Bananas (1 Medium (7 Inches To 7 7/8 Inches Long)) and Fruit Yoghurt Blueberry (Mother Dairy) (1 Serving)
Lunch
124 mg/dL
avg. peak value
Usually causes a medium spike
Avg. Food Score on Ultrahuman App
Ultrahuman Users got an UNSTABLE response
How to consume bananas, fruit yoghurt blueberry without glucose spikes
Pair with Protein
Incorporate a source of protein, such as a small handful of nuts or a boiled egg, when consuming bananas or fruit yogurt. Protein can help slow down the absorption of sugars.
Add Healthy Fats
Include healthy fats like a spoonful of peanut butter or almond butter with your banana or mix some chia seeds or flaxseeds into your yogurt to help stabilize blood sugar levels.
Choose Lower Sugar Yogurt
Opt for plain, unsweetened yogurt and add your own fresh blueberries. This reduces the sugar content and allows you to control the sweetness.
Portion Control
Reduce the portion size of bananas and fruit yogurt. For example, use half a banana or a smaller serving of yogurt to decrease the carbohydrate load.
Eat with Fiber-Rich Foods
Add some fiber-rich foods to your meal, like a small serving of oats or a few slices of whole-grain toast, to slow down digestion and sugar absorption.
Time Your Consumption
Consider eating bananas and yogurt at a time when your activity level is higher, such as before or after a workout, to help your body utilize the sugars more effectively.
Stay Hydrated
Drink plenty of water before and after consuming your meal to help with digestion and metabolism.
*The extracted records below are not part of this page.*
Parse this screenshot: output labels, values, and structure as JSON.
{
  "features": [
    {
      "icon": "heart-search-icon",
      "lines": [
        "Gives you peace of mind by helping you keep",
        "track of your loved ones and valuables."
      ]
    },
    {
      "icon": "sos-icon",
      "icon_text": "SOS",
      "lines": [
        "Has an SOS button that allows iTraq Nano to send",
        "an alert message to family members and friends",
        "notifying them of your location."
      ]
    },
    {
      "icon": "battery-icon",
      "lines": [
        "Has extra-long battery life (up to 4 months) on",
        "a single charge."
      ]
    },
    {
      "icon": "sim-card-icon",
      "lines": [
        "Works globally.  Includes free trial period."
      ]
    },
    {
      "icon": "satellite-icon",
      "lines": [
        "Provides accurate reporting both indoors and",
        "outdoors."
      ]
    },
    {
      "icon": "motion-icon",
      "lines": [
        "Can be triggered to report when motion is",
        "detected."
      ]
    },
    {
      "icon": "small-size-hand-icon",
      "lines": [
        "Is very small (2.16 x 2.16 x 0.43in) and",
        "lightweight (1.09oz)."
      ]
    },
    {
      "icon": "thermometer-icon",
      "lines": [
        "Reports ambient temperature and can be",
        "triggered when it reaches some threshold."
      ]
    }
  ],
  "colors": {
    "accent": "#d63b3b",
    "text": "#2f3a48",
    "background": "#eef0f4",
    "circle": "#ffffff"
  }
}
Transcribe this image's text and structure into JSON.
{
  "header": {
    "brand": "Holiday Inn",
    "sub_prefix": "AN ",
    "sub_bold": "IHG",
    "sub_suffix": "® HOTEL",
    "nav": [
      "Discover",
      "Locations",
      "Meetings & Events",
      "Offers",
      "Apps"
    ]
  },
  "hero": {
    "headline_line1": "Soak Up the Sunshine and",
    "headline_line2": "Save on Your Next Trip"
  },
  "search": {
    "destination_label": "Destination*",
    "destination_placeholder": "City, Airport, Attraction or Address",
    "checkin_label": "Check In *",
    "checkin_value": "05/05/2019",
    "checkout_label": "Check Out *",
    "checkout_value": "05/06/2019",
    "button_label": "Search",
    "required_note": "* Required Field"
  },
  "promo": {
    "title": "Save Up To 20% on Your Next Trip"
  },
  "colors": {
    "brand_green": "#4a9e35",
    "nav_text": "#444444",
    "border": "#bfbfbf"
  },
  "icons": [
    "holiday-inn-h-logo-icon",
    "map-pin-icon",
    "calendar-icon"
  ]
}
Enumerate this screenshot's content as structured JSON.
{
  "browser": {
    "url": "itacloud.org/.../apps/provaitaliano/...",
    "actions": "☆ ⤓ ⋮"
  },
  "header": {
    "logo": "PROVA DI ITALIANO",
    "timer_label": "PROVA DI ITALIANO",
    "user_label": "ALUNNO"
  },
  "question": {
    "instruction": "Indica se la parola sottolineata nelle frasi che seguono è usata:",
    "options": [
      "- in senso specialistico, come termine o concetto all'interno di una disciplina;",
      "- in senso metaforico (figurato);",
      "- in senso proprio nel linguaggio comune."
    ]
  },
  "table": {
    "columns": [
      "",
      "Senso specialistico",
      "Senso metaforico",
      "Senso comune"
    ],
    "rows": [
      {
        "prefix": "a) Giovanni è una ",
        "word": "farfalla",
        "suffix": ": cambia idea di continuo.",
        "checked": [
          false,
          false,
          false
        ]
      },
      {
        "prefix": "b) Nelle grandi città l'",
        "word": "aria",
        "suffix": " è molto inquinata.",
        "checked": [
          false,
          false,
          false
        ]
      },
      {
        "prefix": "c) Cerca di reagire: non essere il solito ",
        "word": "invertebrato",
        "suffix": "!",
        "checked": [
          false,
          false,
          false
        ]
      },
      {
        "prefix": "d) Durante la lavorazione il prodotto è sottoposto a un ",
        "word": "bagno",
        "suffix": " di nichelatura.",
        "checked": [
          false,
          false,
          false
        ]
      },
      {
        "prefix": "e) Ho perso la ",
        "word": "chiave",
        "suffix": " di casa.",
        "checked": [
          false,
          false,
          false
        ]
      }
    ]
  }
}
Monitor Blood Sugar Levels
Keep track of how your body responds to different foods and adjust your intake accordingly to manage glucose spikes more effectively.
Try Cinnamon
Add a sprinkle of cinnamon to your fruit yogurt or banana. Some studies suggest that cinnamon may help improve insulin sensitivity.
Consume Slowly and Mindfully
Eating slowly can help regulate your body's response to sugar intake, allowing your body more time to process the sugars steadily.